Hay utopías que acaban convirtiéndose en pesadillas. Que les pregunten si no a los que acudieron el 1-O a poner en pie una república idílica llenando urnas chinas y se encontraron con que la ley dispone de algunos mecanismos para impedir que se la ignore; descubrimiento amargo que a algunos, según han  declarado esta semana en el Tribunal Supremo, los afligió hasta el extremo de las lágrimas.

También sabemos, lo hemos visto, que a otros la contrariedad y el desengaño los llevaron a arrojar adoquines y vallas metálicas a las fuerzas del orden, aunque se ha de entender que estas conductas, en tanto que provocadas por los abyectos uniformados, son la expresión justificada de la pesadumbre cívica que provoca la frustración de la utopía. 

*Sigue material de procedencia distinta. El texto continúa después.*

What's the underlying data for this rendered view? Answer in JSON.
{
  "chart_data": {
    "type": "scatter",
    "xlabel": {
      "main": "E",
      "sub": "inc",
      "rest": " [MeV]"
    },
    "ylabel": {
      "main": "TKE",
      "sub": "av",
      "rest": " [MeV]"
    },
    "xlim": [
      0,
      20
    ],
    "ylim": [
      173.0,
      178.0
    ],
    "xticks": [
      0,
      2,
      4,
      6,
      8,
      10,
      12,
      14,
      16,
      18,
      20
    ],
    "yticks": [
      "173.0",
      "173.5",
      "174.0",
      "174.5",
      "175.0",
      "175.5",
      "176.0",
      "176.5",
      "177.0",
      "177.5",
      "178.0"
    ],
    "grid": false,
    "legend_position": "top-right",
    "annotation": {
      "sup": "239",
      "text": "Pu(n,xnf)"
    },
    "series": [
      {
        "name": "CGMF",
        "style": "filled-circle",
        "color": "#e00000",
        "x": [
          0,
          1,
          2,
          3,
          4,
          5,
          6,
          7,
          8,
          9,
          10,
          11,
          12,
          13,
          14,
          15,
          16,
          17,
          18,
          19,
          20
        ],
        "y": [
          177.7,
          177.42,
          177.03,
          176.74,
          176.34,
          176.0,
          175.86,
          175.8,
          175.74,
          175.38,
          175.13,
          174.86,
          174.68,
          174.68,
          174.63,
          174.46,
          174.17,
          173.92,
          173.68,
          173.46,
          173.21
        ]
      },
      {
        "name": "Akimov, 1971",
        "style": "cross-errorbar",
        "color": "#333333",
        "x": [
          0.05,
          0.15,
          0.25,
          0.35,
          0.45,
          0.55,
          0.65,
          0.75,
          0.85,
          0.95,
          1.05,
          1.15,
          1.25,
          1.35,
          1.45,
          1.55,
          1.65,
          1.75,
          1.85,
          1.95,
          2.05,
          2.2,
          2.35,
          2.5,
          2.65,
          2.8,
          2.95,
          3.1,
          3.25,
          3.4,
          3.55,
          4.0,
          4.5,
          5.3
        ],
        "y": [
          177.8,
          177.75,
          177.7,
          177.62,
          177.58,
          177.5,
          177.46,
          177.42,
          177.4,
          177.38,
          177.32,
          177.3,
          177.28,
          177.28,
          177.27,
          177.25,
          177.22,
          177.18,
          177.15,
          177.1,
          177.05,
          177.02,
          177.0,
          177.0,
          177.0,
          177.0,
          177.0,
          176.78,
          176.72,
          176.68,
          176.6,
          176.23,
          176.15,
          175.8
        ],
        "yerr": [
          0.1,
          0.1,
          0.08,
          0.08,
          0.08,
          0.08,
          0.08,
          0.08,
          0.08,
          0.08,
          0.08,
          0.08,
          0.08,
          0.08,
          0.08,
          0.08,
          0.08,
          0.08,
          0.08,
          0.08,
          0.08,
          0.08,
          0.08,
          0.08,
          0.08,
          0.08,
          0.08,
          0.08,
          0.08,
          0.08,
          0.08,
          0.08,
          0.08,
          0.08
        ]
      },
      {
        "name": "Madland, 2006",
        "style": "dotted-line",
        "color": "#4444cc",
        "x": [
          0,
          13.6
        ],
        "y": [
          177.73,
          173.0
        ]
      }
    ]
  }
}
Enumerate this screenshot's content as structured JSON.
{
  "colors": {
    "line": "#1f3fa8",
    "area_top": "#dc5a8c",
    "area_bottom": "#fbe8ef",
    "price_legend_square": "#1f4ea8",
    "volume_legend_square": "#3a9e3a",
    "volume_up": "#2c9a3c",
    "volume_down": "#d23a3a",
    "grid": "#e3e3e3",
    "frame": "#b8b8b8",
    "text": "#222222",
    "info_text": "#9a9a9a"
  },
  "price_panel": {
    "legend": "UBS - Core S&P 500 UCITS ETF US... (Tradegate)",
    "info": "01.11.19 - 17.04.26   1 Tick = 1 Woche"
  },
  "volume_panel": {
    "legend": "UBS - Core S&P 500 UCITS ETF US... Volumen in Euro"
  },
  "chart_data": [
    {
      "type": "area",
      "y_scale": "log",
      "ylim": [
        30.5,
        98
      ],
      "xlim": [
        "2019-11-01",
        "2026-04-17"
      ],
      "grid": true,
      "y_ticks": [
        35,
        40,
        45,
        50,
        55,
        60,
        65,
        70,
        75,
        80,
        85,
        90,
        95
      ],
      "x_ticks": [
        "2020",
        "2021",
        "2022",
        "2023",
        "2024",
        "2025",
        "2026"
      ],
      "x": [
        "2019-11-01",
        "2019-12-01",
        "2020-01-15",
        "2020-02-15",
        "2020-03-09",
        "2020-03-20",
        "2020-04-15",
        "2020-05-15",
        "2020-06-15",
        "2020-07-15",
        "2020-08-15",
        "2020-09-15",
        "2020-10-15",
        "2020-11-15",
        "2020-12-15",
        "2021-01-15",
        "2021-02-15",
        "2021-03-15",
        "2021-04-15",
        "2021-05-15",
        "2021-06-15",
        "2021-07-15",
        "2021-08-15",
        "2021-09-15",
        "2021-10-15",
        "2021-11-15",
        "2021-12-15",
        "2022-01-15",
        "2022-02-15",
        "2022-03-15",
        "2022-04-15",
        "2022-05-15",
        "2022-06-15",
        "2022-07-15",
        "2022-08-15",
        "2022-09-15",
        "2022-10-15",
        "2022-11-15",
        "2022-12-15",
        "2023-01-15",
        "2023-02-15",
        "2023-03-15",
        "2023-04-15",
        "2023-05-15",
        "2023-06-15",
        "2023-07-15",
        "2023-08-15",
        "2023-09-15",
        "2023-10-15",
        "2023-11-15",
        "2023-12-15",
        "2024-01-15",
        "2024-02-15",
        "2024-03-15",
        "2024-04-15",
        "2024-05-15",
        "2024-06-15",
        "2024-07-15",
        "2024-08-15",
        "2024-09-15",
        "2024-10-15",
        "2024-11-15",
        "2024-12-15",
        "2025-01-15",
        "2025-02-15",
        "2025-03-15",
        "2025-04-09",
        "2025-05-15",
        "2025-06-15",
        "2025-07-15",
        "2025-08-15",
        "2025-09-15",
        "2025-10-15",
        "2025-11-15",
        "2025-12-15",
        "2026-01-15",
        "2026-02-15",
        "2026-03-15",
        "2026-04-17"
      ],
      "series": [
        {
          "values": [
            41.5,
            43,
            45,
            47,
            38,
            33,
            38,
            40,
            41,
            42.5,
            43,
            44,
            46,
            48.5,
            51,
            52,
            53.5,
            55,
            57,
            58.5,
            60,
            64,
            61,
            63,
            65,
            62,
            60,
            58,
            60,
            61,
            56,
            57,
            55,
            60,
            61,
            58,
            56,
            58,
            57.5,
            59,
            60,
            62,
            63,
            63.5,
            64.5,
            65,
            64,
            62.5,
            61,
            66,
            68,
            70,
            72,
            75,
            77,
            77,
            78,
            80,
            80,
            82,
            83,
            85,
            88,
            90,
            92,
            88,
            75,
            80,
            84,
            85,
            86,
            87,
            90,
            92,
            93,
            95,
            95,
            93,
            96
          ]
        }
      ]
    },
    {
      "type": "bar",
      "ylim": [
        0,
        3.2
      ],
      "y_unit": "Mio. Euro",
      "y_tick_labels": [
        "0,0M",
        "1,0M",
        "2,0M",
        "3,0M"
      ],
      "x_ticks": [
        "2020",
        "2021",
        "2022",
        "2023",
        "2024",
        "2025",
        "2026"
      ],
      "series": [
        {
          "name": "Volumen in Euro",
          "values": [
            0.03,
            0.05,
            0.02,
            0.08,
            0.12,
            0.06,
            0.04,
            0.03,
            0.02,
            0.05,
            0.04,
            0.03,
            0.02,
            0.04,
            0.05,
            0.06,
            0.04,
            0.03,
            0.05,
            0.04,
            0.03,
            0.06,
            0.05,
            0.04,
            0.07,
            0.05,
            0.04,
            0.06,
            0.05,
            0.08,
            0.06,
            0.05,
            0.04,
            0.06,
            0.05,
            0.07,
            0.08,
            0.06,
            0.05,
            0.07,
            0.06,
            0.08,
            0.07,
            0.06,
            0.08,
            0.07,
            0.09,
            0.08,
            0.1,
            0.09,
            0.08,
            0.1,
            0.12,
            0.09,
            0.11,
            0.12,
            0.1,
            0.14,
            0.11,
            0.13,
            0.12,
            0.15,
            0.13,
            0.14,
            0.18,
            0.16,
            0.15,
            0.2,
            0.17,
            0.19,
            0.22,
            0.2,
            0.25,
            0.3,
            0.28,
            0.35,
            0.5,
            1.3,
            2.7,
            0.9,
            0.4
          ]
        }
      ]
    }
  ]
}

Que una utopía dada termine como el rosario de la aurora no quiere decir, sin embargo, que lo utópico sea necesariamente nocivo. De hecho, el resultado de las elecciones del pasado 28 de abril invita a plantearse la hipótesis de que nuestros políticos, tan pragmáticos y calculadores, pensaran en cambiar de estrategia y cedieran por una vez al sueño utópico. Con ello se nos abrirían posibilidades insospechadas, y tampoco está muy claro que el cálculo cicatero, a aquellos que se inclinaron por él como criterio rector de sus actos, les haya dado grandes réditos.

Las urnas, siendo realistas y rigurosos, sólo han acreditado a tres grandes triunfadores: el PSOE de Sánchez, la ERC de Junqueras y el PNV de Urkullu. O lo que viene a ser lo mismo, las opciones de quienes, desoyendo el coro de dinamiteros y de cenizos de distinto signo, se han atrevido a imaginar un camino para recobrar una convivencia practicable entre españoles.

Los demás, aunque cada uno se las apañe como pueda para consolarse, no tienen otra que reconocer que han perdido. Lo ha hecho, sin paliativos, el PP de ese Casado que ahora da vueltas por el ring como un boxeador sonado. Tampoco ha sido un triunfo lo que ha cosechado el Podemos de un Iglesias que ha visto lo que implica cargarse a todos los disidentes, aunque en la recta final de la campaña atenuara con su astucia dialéctica la hecatombe.

Vox puede sacar todo el pecho que quiera, porque su incremento es espectacular y ha sido devastador para el partido del que se escindió y del que se pretende flagelo, pero los suyos esperaban más y con una veintena de diputados sólo cabe hacer de muleta de otro, o algo de ruido si quien corta el bacalao no te busca, como será el caso. Y en cuanto a Ciudadanos, dejar de consumar el sorpasso cuando aquel al que se trata de adelantar está en su punto máximo de deterioro puede equivaler a perder para siempre un tren que no volverá a pasar. Que le pregunten a Pablo Iglesias, que ha hecho un doctorado en el asunto.

Así las cosas, no se ve por qué no podría convenirse en no impedir la formación de gobierno por el único que puede hacerlo, condicionando el sí o la abstención a que por parte del nuevo ejecutivo se asuma un programa con concesiones razonables a otros, sobre la base del suyo propio. No es lógico que quien no ganó en las urnas le marque el rumbo a quien sí lo hizo. 

Será una utopía, de acuerdo. Pero quien se oponga a ella tendrá que explicar por qué juzga mejor inhibirse de la solución de los problemas de los ciudadanos o repetir las elecciones.